Waller Gallery sits nestled into a cozy residential block of North Calvert Street. The block is a checkerboard of different kinds of row houses from different eras, such as the yellow brick variety, or the more standard Old Goucher regal three story. The block is often made invisible by the legacy of Baltimore’s transportation policy, as the street becomes a canyon for car commuters’ daily Death Star trench run through the neighborhood. In this melee, Waller Gallery exemplifies the quiet mundane serendipity of what can be missed by an enclosed motorist.
The block feels lived-in, although it’s bookended by an abandoned house on the south corner—one that’s been deliberately decorated with flowers for as long as I have living memory in Baltimore. To the north, the block is hugged by the crossroads of 25th Street and its din, and features street life that founding gallery director Joy Davis actively engages in, often waving people to come in through the iconic large front window.

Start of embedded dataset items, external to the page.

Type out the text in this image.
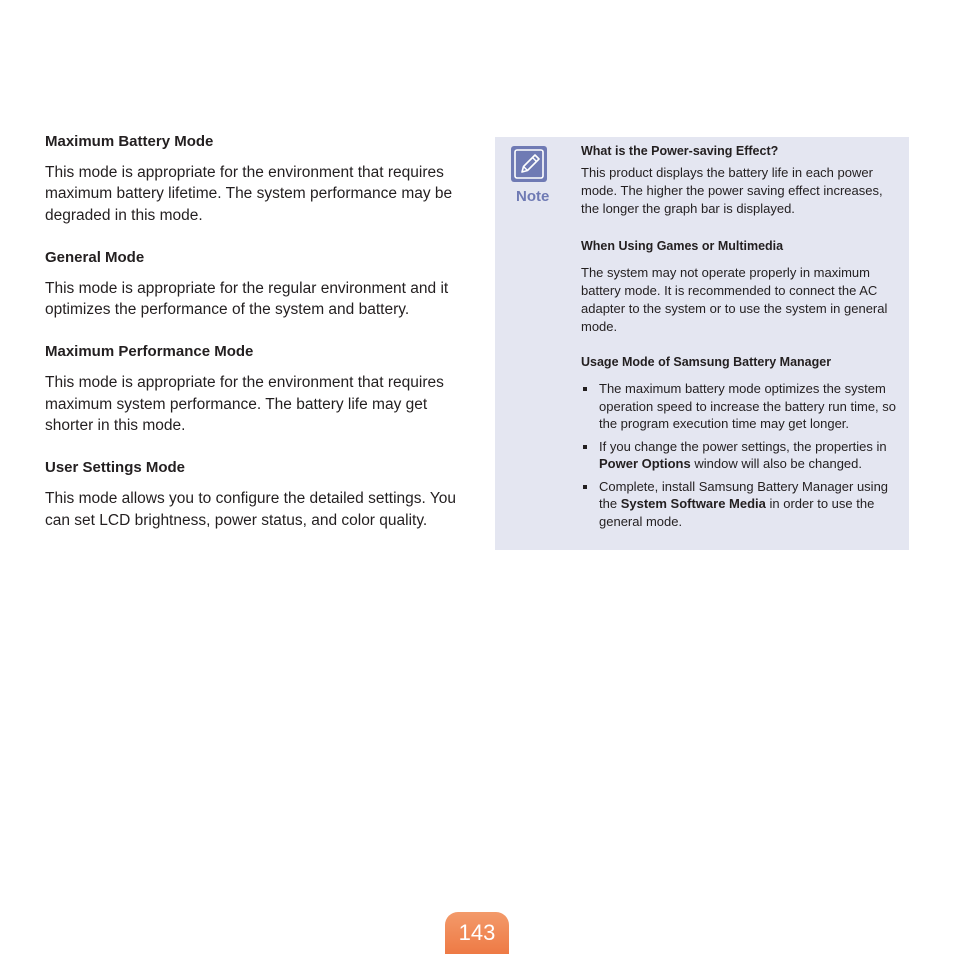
Maximum Battery Mode

This mode is appropriate for the environment that requires maximum battery lifetime. The system performance may be degraded in this mode.

General Mode

This mode is appropriate for the regular environment and it optimizes the performance of the system and battery.

Maximum Performance Mode

This mode is appropriate for the environment that requires maximum system performance. The battery life may get shorter in this mode.

User Settings Mode

This mode allows you to configure the detailed settings. You can set LCD brightness, power status, and color quality.

Note
What is the Power-saving Effect?

This product displays the battery life in each power mode. The higher the power saving effect increases, the longer the graph bar is displayed.

When Using Games or Multimedia

The system may not operate properly in maximum battery mode. It is recommended to connect the AC adapter to the system or to use the system in general mode.

Usage Mode of Samsung Battery Manager
The maximum battery mode optimizes the system operation speed to increase the battery run time, so the program execution time may get longer.
If you change the power settings, the properties in Power Options window will also be changed.
Complete, install Samsung Battery Manager using the System Software Media in order to use the general mode.
143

This engagement is becoming a bit of a rarity in Baltimore’s post-2010 art scene, with the slow dwindling of former DIY spaces and the trickling retirement of those who once operated them to career changes or perhaps the necessary pivot to gardening. But for Davis–with a history of activism, organizing, and career-long focus on centering voices not historically included in the canon of our increasingly segregated country’s dominant narrative—this inclusion comes quite naturally.